No Laughing Matter - A Career in Domestic Abuse
Meet Lucy
The first thing we need to clear up is that this is a different Lucy. I don’t know what the odds are for having two people with the same name on a team of just 20 or so, but that’s what has happened. It is inevitably the source of some confusion, so let’s get it straight from the start – this is not the daughter of our CEO, nor are they related in any way at all.
This Lucy joined My Sisters’ House as Team Lead for the domestic abuse service in November 2020 – while we were in lockdown. So for a while we all knew her just as the one who turned up to online team meetings looking rather blue (some kind of laptop camera problem it seems, which has fortunately since been resolved.)
At the time of my conversation with Lucy, we are in lockdown once again, talking via Zoom, and she acknowledges that it has been a bit of a strange time to join a new organisation. “I still haven’t met all the staff in person, and I’m aware that the service is operating very differently to how it does when fully open for face-to-face meetings.”
Lucy comes to My Sisters’ House from the IDVA service at Portsmouth City Council, and has a long history of work in domestic abuse. Her interest in the area was first piqued in her early twenties by stories she heard when volunteering as a Samaritan, and was further engaged when her work as a probation officer brought her into contact with both survivors and perpetrators. Since then she has managed a refuge and worked as an IDVA (Independent Domestic Violence Advisor) in the community, in hospitals, and representing women in multi-agency meetings. She has also spent time working at the perpetrator programme Drive.

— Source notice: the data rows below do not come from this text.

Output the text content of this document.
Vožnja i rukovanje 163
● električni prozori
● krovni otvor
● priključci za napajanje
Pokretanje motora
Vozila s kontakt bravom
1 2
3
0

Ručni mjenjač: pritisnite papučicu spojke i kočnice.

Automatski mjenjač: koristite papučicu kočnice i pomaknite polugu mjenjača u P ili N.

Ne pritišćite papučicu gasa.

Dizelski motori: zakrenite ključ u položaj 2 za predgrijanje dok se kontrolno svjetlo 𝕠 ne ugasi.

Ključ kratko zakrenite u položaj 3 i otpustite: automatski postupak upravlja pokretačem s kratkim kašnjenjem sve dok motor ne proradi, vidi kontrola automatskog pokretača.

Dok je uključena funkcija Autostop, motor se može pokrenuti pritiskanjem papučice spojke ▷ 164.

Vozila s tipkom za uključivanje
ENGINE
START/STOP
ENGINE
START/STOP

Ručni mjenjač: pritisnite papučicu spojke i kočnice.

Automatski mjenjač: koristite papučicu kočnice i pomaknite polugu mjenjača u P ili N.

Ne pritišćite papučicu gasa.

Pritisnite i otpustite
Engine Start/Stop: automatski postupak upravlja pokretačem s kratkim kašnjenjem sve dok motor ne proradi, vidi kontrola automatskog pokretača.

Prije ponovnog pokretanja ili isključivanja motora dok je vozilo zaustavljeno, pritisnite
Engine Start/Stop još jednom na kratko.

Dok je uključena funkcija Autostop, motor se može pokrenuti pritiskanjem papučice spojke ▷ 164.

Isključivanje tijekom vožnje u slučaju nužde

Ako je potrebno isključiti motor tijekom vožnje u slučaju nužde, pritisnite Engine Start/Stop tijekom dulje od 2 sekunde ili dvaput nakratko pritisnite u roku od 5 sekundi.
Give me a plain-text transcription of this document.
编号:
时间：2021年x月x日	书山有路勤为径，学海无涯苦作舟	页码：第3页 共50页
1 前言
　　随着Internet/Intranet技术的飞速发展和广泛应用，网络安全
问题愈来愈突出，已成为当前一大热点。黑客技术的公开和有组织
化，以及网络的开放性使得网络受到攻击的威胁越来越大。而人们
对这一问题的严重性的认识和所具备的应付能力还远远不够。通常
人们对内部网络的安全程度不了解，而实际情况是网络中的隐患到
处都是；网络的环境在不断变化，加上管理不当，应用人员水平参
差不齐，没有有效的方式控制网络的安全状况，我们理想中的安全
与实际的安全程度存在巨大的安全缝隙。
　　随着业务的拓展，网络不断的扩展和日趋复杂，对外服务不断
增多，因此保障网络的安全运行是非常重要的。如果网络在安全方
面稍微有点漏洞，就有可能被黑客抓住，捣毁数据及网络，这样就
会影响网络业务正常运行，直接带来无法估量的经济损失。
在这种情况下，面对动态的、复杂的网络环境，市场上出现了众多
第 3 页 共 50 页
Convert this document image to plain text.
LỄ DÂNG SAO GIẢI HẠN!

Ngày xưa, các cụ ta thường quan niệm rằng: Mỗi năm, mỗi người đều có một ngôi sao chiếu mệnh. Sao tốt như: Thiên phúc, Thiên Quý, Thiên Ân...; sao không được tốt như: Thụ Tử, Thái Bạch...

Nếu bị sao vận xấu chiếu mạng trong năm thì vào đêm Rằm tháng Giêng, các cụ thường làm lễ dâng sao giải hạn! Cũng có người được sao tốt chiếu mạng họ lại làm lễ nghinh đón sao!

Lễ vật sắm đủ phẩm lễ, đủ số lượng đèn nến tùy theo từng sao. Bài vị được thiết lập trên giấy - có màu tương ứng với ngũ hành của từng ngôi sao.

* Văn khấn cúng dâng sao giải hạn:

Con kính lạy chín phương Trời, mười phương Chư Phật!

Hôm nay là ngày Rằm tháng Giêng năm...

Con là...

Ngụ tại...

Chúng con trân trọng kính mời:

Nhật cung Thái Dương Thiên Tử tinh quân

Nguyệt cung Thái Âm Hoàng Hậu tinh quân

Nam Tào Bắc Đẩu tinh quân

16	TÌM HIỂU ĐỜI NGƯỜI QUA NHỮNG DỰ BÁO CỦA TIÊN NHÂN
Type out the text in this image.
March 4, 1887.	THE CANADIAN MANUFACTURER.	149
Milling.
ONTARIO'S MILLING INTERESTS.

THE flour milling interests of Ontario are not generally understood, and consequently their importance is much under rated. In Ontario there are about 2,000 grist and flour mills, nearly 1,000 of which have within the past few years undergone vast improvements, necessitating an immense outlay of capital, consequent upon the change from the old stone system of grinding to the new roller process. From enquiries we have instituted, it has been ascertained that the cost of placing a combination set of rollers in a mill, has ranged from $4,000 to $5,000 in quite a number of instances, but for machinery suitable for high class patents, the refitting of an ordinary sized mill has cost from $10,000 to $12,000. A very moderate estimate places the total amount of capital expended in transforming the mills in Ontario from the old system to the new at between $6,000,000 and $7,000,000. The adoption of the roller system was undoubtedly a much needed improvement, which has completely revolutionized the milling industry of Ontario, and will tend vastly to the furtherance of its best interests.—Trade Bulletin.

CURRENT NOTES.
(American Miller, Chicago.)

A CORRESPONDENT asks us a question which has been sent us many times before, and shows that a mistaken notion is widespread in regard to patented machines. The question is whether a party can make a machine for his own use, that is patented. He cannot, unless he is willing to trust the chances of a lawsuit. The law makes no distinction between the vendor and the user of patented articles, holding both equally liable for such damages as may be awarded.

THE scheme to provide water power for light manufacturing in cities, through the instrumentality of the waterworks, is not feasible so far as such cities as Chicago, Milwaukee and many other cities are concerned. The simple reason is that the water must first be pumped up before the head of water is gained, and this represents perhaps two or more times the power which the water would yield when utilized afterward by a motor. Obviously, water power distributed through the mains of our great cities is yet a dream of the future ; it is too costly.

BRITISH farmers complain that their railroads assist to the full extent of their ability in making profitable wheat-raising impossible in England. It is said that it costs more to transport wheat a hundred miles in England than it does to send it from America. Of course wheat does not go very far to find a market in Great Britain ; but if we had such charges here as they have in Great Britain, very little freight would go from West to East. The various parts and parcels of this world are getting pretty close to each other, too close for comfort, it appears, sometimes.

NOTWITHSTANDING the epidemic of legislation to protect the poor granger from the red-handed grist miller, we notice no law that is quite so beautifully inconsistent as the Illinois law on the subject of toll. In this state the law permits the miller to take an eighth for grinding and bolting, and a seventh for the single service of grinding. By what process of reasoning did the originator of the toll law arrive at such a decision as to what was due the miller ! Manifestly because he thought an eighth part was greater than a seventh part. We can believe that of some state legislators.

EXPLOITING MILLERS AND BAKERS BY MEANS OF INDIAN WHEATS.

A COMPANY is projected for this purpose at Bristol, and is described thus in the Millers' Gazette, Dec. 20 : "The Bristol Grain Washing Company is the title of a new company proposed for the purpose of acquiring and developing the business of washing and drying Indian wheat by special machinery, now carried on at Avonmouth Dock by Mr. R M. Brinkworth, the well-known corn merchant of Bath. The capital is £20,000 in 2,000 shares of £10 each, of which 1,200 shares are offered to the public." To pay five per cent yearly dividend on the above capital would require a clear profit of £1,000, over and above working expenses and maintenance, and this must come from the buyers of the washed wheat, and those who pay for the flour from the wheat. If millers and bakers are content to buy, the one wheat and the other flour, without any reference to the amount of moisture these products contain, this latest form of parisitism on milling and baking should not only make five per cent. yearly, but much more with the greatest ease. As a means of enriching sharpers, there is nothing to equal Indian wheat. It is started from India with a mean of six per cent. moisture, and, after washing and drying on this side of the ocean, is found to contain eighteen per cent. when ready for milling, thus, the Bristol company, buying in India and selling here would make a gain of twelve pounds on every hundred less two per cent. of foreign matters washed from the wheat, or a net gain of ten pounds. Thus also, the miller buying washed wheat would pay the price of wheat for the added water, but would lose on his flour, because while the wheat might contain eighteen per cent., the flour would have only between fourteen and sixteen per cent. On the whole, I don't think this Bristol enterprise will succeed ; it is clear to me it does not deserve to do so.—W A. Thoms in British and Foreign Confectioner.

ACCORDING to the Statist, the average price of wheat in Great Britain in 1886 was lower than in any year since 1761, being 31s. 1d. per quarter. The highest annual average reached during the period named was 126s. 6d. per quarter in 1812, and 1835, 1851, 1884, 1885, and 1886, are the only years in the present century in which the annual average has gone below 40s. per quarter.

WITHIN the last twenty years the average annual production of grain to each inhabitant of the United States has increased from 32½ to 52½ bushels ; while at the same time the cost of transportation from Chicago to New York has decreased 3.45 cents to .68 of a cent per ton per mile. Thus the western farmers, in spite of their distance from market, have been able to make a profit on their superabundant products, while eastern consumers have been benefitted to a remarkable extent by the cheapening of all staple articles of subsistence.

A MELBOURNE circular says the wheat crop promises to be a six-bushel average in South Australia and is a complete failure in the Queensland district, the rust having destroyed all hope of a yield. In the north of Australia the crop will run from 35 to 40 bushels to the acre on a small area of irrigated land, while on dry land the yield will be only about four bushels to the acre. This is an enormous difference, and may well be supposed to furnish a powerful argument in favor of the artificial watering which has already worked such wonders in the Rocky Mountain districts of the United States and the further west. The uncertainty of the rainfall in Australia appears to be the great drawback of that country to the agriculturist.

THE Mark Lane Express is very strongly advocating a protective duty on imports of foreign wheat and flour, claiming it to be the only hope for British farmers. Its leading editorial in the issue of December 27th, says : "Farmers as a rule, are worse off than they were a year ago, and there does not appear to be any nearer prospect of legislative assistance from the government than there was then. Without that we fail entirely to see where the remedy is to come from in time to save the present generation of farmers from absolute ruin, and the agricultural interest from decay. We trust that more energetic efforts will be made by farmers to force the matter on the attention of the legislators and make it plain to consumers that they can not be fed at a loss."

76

Lucy first met Julie Budge (no relation, remember?) back when the latter was setting up My Sisters’ House, and she even attended one of the first meetings around that now legendary kitchen table. She has followed the story of the Centre’s development closely ever since, and even organised a fundraising comedy night to help fund a move to larger premises in those early years. So, although she hadn’t been looking to move job, and was just about to go back to work after maternity leave, when this role came up, “it all just fitted – it’s a cause and an organisation that I really believe in.”
We have to divert slightly here because the mention of that fundraiser reminds me that Lucy also performs stand up comedy. She explains that it all began when she was working in Brighton for the domestic abuse charity Rise, and staff were offered a free weekend course. That led to an invitation for her to perform in front of an audience, and she was hooked! “I’m normally quite a shy person, and performing makes me feel awkward – but something compels me to keep doing it.”
For five years Lucy ran her own comedy nights, and during this time she also appeared on national TV for a Children in Need comedy marathon, performed at the Edinburgh Festival, and had a solo show at the Brighton Festival. She explains that she particularly enjoys musical and character-based comedy, because, “when someone doesn’t like what I’m doing, it’s the character they don’t like, not Lucy.”
But that’s not the only outlet Lucy has to help her cope with the pressures of work and the harrowing stories she hears every day. “I have a good support network. I enjoy swimming – which I am really missing at the moment – and being close to the sea or in nature also helps me to destress.
I like coffee and cake [who doesn’t?] as well as cooking, music, socialising, travel, and musical theatre.”
When I say that I think she must be quite a brave person, Lucy admits that she is what you might call single-minded; she is sociable but also happy to strike out on her own, and not afraid to buck convention. She says that her inner strength helps when she is advocating for other people. “You need to be strong and passionate to stand up for people,” she tells me, and she feels a strong sense of justice as well as an abiding interest in the human condition, both of which are advantages when it comes to the work she does.
And so, despite the predictable confusions, the emails sent to the wrong Lucy, the constant need to explain how she really isn’t related to the CEO, we are delighted to welcome this – totally unique – Lucy Budge to the My Sisters’ House team. And we look forward to seeing more of her, in person, hopefully soon.